En ce qui concerne ORHY, je prendrai ces trois qualités à l’envers :
NEZ : j’ai toujours été exigent avec elle. En fait son père avait un excellent nez, un de ses
demi-frère PATCHARAN, était stupéfiant, tant par la puissance que par la finesse de son odorat. J’en resterai donc à la remarque de Craig, mon ami Canadien auteur des meilleures photos ci-jointes, lorsqu’il l’a vue chasser chez lui dans le MANNITOBA: « Un nez sur quatre pattes ».Il est vrai qu’elle allait, alors, sur ses six ans, elle était au sommet de sa forme physique, était réellement en démonstration, dés sa première heure de chasse, après vingt quatre d’heures de voyage, sur des terrains pourtant complètement nouveaux pour elle. Donc un très bon nez, le qualificatif excellent, pouvant être réservé à d’autres chiens de la lignée et à LUTIN lui même.
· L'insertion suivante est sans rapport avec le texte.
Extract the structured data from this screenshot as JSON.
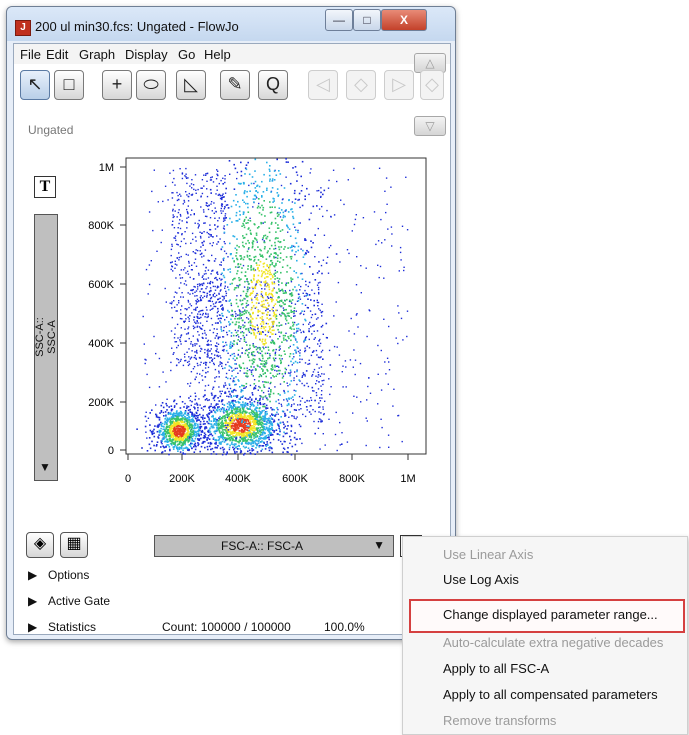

TENACITE : indéniablement, surtout, après sa première portée, avant j’ai pu constater quelques journées où elle paraissait un peu hors sujet, mais après jamais ; malgré des fois des insuffisances de forme, elle se débrouillait pour trouver ses oiseaux.
INTELLIGENCE : On ne devient pas championne d’automne à 25 mois, sans avoir l’intelligence qui lui a permis d’assimiler très rapidement toutes les exigences de son dresseur. Il est vrai que d’avoir l’apport et le patron naturels, aide. Je crois très sincèrement, que c’est bien la qualité qui prévalait chez elle. Extrêmement câline, en permanence en recherche de caresses, elle a su faire craquer tout le monde, y compris son dresseur. C’est bien le seul chien que j’ai vu Laurent conduire sur les départs de compétition, sans éprouver le besoin de lui passer la laisse. Elle le suivait paisiblement et s’asseyait à ses pieds. Ce n’était pas de la soumission, seulement de l’obéissance consentie, comme si elle tenait à faire plaisir. Ceci la rendait extrêmement fiable, en compétition et à la chasse.